O trem já passava da
estação de Lacerda. Luiz dormia. Inicialmente, sonhou sendo preso como
comunista, por ter participado de um comício de Prestes, conhecido como “O
Cavaleiro da Esperança”. Este sonho era como um aviso profético, que
futuramente haveria de se realizar. O local esquisito era como o “Buque” da
Chefatura de Polícia. Ora parecia com um quartel da Meganha, onde fora
humilhado, colocado na solitária. Aquele sonho parecia real! No isolamento via
elementos, da própria polícia, presos sendo maltratados e marginalizados pelos
próprios companheiros. Ouvia dizerem aos policiais-presos:
- Vão ser excluídos e
entregues à Polícia Civil, transferidos para a Casa de Detenção junto com esse
civil safado!
A
promiscuidade com os presos de diferentes classes era ridícula. À proporção em
que sonhava já se sentia na Casa de Detenção do Recife com seu companheiro
José, taxado como pivô das greves e passeatas dos ferroviários, preso como
comunista por contrariar as leis...
- Isto é uma loucura, eles só sabem fazer leis e não dão os
nossos direitos. Me matem!
- Luiz Carlos ultimamente chegava em casa sempre embriagado. Já
trêmulo, vocês não viram? Não tinha mais forças. Sua morte caminhava lenta. E o
futuro carnaval que pensava brincar à sua maneira, foi a do “suicídio lento”, sufocando-se
na bebida e no fumo!
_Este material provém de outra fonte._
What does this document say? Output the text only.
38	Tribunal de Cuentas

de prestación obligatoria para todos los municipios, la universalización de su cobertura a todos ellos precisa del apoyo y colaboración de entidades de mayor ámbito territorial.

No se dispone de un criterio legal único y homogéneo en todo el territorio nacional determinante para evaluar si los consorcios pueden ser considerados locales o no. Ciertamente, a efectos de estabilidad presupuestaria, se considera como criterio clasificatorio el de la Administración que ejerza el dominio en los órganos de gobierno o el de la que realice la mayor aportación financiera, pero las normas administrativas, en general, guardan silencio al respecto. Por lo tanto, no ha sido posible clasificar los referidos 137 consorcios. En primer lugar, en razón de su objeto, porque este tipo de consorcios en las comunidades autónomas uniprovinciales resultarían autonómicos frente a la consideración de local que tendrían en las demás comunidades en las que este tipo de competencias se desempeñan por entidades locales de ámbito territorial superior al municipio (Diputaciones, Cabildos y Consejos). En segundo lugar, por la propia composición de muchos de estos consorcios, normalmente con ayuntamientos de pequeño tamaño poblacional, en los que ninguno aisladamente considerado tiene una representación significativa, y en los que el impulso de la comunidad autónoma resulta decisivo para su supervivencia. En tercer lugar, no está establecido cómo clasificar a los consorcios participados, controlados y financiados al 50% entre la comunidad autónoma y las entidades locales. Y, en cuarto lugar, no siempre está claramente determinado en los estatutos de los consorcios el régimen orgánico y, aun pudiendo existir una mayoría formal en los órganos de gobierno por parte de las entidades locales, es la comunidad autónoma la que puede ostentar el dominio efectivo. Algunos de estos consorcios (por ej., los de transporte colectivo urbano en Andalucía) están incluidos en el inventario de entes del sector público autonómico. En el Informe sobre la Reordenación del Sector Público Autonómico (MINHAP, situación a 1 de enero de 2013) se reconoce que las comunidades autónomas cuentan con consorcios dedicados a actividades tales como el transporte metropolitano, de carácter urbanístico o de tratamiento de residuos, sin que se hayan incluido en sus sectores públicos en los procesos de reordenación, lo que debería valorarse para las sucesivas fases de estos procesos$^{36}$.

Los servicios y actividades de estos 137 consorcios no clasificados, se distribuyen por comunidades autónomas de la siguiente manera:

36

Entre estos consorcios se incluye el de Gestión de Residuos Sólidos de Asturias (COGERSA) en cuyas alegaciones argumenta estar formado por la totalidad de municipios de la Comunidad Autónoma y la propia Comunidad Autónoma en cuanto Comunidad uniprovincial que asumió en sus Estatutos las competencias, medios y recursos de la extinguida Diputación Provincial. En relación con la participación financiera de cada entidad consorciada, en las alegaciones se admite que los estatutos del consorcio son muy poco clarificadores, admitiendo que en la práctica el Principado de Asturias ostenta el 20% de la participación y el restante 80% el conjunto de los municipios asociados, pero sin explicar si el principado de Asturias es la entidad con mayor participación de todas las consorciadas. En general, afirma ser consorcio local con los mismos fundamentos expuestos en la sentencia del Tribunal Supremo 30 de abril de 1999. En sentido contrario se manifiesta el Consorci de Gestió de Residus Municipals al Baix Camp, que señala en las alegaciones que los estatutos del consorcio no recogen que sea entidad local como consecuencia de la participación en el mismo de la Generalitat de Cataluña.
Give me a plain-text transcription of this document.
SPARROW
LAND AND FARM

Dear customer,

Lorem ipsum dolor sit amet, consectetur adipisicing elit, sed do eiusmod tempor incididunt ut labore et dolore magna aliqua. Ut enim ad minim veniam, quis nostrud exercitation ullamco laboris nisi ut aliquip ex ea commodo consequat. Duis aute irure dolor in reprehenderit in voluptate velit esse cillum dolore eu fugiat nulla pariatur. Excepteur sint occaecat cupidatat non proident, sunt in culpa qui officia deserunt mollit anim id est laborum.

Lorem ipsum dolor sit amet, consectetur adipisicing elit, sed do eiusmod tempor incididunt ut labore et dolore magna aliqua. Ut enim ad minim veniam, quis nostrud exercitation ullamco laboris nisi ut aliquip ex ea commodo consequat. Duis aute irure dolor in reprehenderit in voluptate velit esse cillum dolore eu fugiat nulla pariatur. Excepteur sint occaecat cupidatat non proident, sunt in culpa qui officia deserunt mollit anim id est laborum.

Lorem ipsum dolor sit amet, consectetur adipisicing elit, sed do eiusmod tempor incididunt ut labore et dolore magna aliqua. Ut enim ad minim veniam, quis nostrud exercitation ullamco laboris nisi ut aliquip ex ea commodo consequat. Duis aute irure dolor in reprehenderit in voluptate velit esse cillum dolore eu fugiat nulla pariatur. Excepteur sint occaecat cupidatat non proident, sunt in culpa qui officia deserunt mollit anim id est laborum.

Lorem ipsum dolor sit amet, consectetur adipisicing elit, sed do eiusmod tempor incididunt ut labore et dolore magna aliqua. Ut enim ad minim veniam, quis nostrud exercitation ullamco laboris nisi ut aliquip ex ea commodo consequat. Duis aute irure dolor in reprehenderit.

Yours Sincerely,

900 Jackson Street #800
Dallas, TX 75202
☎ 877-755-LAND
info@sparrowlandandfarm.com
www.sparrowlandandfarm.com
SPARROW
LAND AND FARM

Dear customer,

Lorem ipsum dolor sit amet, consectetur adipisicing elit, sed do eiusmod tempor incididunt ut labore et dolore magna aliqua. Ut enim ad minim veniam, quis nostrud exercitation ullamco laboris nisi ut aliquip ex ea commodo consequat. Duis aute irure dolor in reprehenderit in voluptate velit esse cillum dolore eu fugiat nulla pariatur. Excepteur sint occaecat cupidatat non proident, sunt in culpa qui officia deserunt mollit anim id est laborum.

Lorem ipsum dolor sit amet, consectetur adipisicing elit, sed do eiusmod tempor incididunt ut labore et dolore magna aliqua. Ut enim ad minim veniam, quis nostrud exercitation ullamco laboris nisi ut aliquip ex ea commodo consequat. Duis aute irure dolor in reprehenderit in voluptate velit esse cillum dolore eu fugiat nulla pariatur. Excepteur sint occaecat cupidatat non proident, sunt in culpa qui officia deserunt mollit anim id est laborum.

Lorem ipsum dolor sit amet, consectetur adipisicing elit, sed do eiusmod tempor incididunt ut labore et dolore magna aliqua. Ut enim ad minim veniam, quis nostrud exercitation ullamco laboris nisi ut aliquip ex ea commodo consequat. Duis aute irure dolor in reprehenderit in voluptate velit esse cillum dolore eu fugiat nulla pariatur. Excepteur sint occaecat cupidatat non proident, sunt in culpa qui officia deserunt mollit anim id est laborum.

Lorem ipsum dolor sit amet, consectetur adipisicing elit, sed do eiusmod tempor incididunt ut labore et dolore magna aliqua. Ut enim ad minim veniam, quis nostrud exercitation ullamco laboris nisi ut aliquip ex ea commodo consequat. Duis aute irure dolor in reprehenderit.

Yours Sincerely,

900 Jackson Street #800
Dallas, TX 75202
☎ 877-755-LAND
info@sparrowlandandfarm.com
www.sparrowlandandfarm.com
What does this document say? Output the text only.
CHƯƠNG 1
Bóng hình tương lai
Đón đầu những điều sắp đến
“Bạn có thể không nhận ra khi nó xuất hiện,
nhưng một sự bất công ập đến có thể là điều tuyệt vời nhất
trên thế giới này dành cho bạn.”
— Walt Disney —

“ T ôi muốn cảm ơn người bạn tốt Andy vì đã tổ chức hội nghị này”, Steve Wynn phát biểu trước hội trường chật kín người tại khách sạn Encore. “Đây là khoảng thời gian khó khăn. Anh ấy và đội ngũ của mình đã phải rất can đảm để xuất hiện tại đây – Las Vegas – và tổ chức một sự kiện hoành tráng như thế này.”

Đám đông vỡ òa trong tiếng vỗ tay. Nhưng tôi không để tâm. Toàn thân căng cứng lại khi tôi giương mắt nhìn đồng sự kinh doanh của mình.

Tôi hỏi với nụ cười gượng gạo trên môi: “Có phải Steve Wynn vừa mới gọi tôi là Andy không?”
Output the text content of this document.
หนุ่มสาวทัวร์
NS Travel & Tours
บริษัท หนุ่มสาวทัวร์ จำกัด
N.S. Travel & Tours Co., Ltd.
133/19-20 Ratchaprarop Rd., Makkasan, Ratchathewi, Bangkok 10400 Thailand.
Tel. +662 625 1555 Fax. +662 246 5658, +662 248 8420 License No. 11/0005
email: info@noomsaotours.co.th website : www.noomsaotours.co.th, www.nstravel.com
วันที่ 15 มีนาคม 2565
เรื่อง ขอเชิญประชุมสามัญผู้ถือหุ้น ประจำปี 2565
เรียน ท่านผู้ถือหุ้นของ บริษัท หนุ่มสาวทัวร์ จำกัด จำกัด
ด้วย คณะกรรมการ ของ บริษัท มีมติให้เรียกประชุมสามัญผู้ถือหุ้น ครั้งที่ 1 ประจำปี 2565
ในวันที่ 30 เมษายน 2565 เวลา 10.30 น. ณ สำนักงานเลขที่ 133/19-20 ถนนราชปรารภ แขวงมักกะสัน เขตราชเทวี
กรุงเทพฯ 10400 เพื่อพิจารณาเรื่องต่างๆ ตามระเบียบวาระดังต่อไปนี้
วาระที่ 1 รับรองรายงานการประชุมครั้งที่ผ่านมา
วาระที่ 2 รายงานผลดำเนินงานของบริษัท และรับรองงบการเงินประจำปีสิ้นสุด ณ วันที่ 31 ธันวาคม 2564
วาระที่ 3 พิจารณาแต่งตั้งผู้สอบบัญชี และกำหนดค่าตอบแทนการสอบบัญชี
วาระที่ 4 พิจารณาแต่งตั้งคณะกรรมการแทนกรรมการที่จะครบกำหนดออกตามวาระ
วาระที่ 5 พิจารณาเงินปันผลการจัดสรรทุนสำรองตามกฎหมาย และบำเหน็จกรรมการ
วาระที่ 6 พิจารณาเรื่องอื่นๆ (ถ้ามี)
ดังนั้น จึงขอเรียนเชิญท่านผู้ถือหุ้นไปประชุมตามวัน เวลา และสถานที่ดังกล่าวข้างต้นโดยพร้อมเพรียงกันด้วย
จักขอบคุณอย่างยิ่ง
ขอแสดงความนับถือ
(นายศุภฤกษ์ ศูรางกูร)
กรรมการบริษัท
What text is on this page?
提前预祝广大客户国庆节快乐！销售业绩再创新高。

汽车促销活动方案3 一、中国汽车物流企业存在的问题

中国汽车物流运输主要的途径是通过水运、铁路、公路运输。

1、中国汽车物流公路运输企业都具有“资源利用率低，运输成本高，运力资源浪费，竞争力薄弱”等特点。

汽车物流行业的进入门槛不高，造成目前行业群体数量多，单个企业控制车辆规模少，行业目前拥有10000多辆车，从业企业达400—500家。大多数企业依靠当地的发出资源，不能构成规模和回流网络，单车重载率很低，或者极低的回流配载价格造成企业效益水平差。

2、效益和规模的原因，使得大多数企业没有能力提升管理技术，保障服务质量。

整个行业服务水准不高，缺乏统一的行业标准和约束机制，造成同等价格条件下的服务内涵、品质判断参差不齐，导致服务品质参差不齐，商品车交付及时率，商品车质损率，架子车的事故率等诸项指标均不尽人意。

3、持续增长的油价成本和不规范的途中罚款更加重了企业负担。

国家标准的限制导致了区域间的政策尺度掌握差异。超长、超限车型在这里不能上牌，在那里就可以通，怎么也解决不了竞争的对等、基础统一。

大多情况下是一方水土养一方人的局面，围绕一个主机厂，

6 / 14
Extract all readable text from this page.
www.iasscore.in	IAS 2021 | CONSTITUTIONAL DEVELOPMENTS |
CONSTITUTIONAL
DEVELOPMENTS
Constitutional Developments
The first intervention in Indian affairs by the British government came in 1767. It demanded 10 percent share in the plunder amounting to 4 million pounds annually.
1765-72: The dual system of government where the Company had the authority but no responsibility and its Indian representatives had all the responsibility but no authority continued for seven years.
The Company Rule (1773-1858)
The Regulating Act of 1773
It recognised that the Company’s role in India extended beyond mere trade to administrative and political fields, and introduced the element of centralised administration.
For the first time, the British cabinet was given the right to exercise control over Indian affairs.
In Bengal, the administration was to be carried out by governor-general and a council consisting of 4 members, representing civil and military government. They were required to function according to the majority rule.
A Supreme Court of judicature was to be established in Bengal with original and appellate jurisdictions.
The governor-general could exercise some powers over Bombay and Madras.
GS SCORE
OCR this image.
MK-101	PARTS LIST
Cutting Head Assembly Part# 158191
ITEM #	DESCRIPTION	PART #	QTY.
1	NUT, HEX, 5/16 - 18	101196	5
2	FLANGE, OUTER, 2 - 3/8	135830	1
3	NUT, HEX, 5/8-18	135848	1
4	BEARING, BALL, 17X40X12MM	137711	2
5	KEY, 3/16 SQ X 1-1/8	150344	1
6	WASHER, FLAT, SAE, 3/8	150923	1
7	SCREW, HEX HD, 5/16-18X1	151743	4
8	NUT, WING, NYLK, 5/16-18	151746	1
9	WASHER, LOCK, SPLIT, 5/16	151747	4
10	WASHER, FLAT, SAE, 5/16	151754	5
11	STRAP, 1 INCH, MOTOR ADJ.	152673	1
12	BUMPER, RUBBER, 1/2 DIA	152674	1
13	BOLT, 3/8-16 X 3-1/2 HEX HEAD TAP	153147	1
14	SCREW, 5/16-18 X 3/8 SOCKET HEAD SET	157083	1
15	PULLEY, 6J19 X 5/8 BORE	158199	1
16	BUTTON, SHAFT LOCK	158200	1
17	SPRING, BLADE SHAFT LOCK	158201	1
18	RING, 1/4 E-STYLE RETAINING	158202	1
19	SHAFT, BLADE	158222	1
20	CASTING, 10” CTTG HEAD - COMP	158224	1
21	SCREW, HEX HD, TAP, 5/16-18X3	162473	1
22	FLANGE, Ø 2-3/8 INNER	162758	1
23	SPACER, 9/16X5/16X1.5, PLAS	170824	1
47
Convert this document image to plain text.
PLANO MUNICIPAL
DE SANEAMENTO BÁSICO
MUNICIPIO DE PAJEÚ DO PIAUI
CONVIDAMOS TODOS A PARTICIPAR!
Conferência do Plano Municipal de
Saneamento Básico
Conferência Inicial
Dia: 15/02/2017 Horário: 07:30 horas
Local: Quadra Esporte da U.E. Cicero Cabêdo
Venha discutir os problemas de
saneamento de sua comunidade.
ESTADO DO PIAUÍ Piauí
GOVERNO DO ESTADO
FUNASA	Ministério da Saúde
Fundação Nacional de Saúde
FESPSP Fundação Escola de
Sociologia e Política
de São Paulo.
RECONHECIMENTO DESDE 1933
A meu ver as bebidas alcoólicas deveriam ser com prescrição médica como são com os medicamentos
que um paciente ou animal deve tomar
assistido e orientado por psicólogos(as) e psiquiatras, com uma rigorosa
fiscalização da prescrição. – disse Jane advogada dos
ferroviários.
Finalizando esta crônica, até porque como escritor é meu dever transmitir aos
leitores (principalmente aos jovens) as minhas experiências, apresento o poema
que está sendo bem comentado, sobre esta triste realidade:
O que eu quero lhe informar
Sai
de casa para beber e fumar.
É melhor
sempre olhar pro mar,
Também é bom
amar,
Fazer o bem e
chamar
E à risca do
povo aclamar
Que ao de tudo
de bom provar
Algumas coisas
só fazem é prejudicar.
Eu quero
apenas lhes informar:
A bebida faz
embebedar,
O fumo faz
poluir o ar
E ambos só
fazem drogar
Ou morrer mais
depressa, continuar...
Nota – Alguns trechos extraídos do teatro “Trem da Vida” e do
livro “O ferroviário” – Cap. IV, pp. 39-43. Ed. 1980.
Publicado hoje no Literário: Um blog que pensa - pbondaczuk.blogspot.com/
ResponderExcluirColuna: "Observações e Reminiscências"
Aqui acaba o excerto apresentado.